An Explanatory Machine Learning Framework for Teacher Effectiveness in STEM Education
Effective Years: 2024-2026
This project aims to serve the national interest by developing explanatory machine learning methods for the study of teaching effectiveness in STEM education. There is consistent evidence that teachers vary widely in their effectiveness but conventional analytic methods have largely failed to explain why and under what contexts teaching and teachers vary. Explanatory machine learning methods hold significant potential in developing fundamental knowledge and theories of equitable and effective STEM teaching because they can track complex features, processes and patterns inherent in and implied by theories of teaching in ways where conventional methods fall short. In this project, we examine the extent to which we can leverage machine learning methods to identify and explain profiles, pathways and practices (e.g., who teachers are, what teachers know, what teachers believe, perceive and experience, what teachers do) that produce student learning and how these profiles and practices vary across STEM education contexts. The outcomes of this project have the potential to accelerate research on the theory and practice of effective teaching, teacher preparation, teacher development and student learning. This is a three-year BCSER: Individual Investigator Development project in STEM Education Research within Research on STEM Learning and Learning Environments.

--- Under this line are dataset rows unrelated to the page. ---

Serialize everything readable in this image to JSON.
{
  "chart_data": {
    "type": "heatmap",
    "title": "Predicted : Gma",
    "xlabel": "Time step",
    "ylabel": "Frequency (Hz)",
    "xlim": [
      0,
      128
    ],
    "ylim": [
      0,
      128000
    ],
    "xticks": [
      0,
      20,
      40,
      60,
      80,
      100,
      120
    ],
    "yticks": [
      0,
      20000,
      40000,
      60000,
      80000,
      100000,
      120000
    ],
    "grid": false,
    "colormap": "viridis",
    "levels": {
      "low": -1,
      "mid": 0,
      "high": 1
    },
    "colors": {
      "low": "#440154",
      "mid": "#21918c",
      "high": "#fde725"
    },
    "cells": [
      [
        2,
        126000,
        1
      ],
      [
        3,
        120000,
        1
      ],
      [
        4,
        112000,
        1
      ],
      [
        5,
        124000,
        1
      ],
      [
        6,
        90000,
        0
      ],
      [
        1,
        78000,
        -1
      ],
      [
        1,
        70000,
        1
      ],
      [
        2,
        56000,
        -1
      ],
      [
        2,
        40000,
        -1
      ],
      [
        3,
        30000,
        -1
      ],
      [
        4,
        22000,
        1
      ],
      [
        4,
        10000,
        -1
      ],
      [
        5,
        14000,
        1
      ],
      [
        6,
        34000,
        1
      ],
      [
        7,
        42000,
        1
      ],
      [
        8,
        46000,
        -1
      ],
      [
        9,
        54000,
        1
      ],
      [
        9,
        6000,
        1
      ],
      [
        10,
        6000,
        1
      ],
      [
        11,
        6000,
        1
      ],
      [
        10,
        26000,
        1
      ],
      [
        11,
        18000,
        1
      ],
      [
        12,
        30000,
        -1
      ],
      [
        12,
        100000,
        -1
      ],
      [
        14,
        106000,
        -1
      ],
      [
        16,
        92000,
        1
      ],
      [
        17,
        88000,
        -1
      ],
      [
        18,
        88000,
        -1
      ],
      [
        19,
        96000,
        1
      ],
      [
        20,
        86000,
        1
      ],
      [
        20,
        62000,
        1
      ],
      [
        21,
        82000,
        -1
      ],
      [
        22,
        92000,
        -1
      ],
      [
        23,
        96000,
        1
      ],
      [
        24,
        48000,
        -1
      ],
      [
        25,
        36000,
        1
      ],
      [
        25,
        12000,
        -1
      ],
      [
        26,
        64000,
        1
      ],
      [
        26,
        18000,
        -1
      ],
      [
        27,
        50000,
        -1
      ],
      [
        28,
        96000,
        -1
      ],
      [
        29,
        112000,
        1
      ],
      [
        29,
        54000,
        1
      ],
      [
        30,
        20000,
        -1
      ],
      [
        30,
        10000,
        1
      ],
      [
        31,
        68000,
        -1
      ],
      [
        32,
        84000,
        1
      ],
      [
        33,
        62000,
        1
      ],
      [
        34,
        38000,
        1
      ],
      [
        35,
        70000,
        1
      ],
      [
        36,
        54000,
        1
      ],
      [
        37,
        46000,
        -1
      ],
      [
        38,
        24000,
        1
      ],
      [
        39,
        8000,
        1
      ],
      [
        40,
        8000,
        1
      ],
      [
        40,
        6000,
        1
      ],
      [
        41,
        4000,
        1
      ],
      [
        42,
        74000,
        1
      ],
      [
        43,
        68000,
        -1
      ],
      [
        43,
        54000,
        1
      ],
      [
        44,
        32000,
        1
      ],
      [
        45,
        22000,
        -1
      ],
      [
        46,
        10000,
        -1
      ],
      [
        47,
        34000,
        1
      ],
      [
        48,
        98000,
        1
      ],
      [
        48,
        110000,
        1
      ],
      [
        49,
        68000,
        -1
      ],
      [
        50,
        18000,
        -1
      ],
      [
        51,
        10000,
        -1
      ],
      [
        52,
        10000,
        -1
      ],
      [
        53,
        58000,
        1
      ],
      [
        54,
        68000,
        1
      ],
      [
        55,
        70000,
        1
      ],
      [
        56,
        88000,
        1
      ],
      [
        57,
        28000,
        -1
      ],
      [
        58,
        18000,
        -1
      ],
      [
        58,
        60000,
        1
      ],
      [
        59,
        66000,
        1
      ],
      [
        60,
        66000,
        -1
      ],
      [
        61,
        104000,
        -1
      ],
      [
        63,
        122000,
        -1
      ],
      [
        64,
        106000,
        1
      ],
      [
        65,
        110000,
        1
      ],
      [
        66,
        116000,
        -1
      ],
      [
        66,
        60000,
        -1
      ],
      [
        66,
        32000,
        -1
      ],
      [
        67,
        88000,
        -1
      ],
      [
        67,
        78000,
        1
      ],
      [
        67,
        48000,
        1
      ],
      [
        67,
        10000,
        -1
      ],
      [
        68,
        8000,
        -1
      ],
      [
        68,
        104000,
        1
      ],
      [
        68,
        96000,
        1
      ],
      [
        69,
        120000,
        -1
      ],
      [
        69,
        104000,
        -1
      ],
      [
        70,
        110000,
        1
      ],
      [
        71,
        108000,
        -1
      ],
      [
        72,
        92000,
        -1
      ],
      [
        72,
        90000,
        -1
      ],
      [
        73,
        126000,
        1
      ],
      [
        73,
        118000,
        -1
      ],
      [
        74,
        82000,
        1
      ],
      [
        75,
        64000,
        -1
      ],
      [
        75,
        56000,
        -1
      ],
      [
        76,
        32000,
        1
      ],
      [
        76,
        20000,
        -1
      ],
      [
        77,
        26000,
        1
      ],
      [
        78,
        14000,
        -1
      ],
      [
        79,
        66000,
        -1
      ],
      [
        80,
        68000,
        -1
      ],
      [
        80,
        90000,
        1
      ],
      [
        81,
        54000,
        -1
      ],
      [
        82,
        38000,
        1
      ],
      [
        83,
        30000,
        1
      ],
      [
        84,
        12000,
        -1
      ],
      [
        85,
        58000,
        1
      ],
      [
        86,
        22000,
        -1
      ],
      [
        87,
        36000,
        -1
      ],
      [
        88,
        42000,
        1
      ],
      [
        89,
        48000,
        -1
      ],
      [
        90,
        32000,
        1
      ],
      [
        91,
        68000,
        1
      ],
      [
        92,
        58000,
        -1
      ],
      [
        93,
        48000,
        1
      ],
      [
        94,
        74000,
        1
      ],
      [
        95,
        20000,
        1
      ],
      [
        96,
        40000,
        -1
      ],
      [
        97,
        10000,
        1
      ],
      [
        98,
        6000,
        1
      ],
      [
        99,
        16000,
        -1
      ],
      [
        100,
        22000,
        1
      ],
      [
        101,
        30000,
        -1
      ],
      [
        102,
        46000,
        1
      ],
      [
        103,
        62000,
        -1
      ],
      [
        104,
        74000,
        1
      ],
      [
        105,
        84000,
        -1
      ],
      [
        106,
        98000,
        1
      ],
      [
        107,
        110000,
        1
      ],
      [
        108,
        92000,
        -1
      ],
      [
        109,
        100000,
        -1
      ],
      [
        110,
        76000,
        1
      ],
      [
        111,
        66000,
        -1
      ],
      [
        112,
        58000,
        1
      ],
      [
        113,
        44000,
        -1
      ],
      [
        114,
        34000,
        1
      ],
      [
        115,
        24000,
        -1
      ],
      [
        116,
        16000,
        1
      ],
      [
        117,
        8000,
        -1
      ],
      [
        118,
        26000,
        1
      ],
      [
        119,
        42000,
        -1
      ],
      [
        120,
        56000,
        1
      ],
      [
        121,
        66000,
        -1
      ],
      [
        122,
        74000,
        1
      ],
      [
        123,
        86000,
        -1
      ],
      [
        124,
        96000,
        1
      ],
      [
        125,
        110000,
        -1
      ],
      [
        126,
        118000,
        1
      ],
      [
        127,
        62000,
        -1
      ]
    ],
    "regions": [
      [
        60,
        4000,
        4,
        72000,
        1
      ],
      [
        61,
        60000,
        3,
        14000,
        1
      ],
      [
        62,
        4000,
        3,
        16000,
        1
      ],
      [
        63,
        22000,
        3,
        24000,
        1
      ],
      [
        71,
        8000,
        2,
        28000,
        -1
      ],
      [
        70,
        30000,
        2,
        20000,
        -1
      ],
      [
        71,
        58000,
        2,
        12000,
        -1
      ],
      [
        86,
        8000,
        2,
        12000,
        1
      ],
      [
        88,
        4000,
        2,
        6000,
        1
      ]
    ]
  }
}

The fields of STEM education and teacher development have made substantial progress in developing sophisticated theories of teaching and learning and instruments and measures that support and operationalize research on those theories (e.g., teacher knowledge, culturally responsive teacher self-efficacy, classroom observations). Recent literature has, however, noted that there is a mismatch between the complexity found in our theories of effective teachers and teaching and the prevailing methods we use to analyze those theories. For example, theories suggest that teaching is a highly interactive, adaptive, nonlinear and context-dependent practice; yet the field has almost exclusively drawn on simple linear regression models that cannot readily detect and analyze these complex patterns. There is a growing recognition of the need to craft, develop and grow methodologies specific to the purposes of STEM teaching and learning research. This project aims to fill this gap by developing and adapting explanatory machine learning methods (e.g., neural networks) to analyze studies of teaching effectiveness and examining the extent to which these methods can predict, explain and contextualize effective teaching in ways that outperform conventional methods. The results have the potential to broadly build capacity and impact the field by identifying complex features and profiles of effective teaching within and across contexts and developing scalable machine learning methods that are broadly applicable to STEM education studies. This project is supported through a partnership with the Bill & Melinda Gates Foundation, Schmidt Futures, and the Walton Family Foundation. This project is also supported by NSF's EDU Core Research Building Capacity in STEM Education Research (ECR: BCSER) program, which is designed to build investigators' capacity to carry out high-quality STEM education research in the core areas of STEM learning and learning environments, broadening participation in STEM fields, and STEM workforce development.
This award reflects NSF's statutory mission and has been deemed worthy of support through evaluation using the Foundation's intellectual merit and broader impacts review criteria.